What’s at Stake for Byju’s?

This legal battle is not just about committee formations and insolvency proceedings—it could have significant ramifications for Byju’s future. The inclusion or exclusion of creditors from the CoC can influence critical decisions regarding debt restructuring, fundraising, and the company’s broader financial roadmap. If the appellate tribunal upholds the NCLT’s ruling, the creditors may gain greater influence over Byju’s ongoing restructuring process, potentially affecting Raveendran’s control over the company.

Moreover, Byju’s has been navigating turbulent waters over the past year, dealing with mounting financial distress, investor scrutiny, and regulatory challenges.
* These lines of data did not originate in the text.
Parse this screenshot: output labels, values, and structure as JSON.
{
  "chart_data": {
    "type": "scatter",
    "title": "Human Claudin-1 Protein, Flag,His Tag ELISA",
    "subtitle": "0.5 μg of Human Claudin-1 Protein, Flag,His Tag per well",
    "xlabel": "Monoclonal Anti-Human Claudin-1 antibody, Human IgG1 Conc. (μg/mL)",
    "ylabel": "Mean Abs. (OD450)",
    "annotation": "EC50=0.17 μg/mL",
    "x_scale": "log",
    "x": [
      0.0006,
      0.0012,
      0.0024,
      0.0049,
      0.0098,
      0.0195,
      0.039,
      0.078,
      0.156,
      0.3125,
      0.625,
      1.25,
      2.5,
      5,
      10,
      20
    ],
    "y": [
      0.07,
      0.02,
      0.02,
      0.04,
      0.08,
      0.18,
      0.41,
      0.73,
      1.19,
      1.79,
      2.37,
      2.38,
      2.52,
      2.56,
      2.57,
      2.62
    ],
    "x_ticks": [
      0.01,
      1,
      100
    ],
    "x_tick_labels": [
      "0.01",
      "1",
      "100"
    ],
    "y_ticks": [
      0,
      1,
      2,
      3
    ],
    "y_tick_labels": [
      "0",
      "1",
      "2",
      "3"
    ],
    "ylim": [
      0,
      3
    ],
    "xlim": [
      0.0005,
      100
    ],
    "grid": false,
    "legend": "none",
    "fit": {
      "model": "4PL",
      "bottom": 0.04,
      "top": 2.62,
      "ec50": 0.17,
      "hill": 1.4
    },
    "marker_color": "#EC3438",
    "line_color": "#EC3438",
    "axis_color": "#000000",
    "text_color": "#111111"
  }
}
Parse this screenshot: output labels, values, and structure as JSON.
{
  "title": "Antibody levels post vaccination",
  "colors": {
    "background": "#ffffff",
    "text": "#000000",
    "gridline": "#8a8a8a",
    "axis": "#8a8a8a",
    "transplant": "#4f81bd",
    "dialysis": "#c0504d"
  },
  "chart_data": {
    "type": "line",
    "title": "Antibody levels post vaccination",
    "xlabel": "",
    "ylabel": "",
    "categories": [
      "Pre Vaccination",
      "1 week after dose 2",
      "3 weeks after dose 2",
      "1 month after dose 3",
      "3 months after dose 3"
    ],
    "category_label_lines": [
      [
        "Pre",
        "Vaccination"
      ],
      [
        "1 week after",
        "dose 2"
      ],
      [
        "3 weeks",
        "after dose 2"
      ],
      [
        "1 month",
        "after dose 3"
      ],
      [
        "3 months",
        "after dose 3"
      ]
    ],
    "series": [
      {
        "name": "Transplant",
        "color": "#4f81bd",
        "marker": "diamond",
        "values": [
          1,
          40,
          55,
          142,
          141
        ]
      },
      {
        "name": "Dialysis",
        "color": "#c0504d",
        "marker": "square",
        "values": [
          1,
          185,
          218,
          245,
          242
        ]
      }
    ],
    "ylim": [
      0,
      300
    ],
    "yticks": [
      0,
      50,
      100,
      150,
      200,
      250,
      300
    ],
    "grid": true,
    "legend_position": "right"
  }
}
With a valuation once soaring above $22 billion, the company has struggled to maintain its standing amid layoffs, missed loan repayments, and leadership shake-ups. The outcome of this legal dispute could determine the next phase of Byju’s corporate saga, shaping its ability to regain stability and investor confidence.

The Verdict Awaits

On February 7, a two-member bench comprising Justice Rakesh Kumar Jain and Jatindranath Swain directed the NCLT to uphold its decision to reinstate Glas Trust and Aditya Birla Finance into Byju’s CoC. However, with Raveendran’s latest challenge at the NCLAT, the final decision remains uncertain.

As Byju’s continues to grapple with its financial and legal troubles, the upcoming verdict could be a turning point—either reinforcing Raveendran’s control or shifting power dynamics within the edtech giant. The case underscores the complexities of corporate insolvency and the high-stakes nature of business battles in India’s rapidly evolving startup ecosystem.

For now, all eyes are on the appellate tribunal, as stakeholders await a resolution to one of the most closely watched legal confrontations in India’s startup history.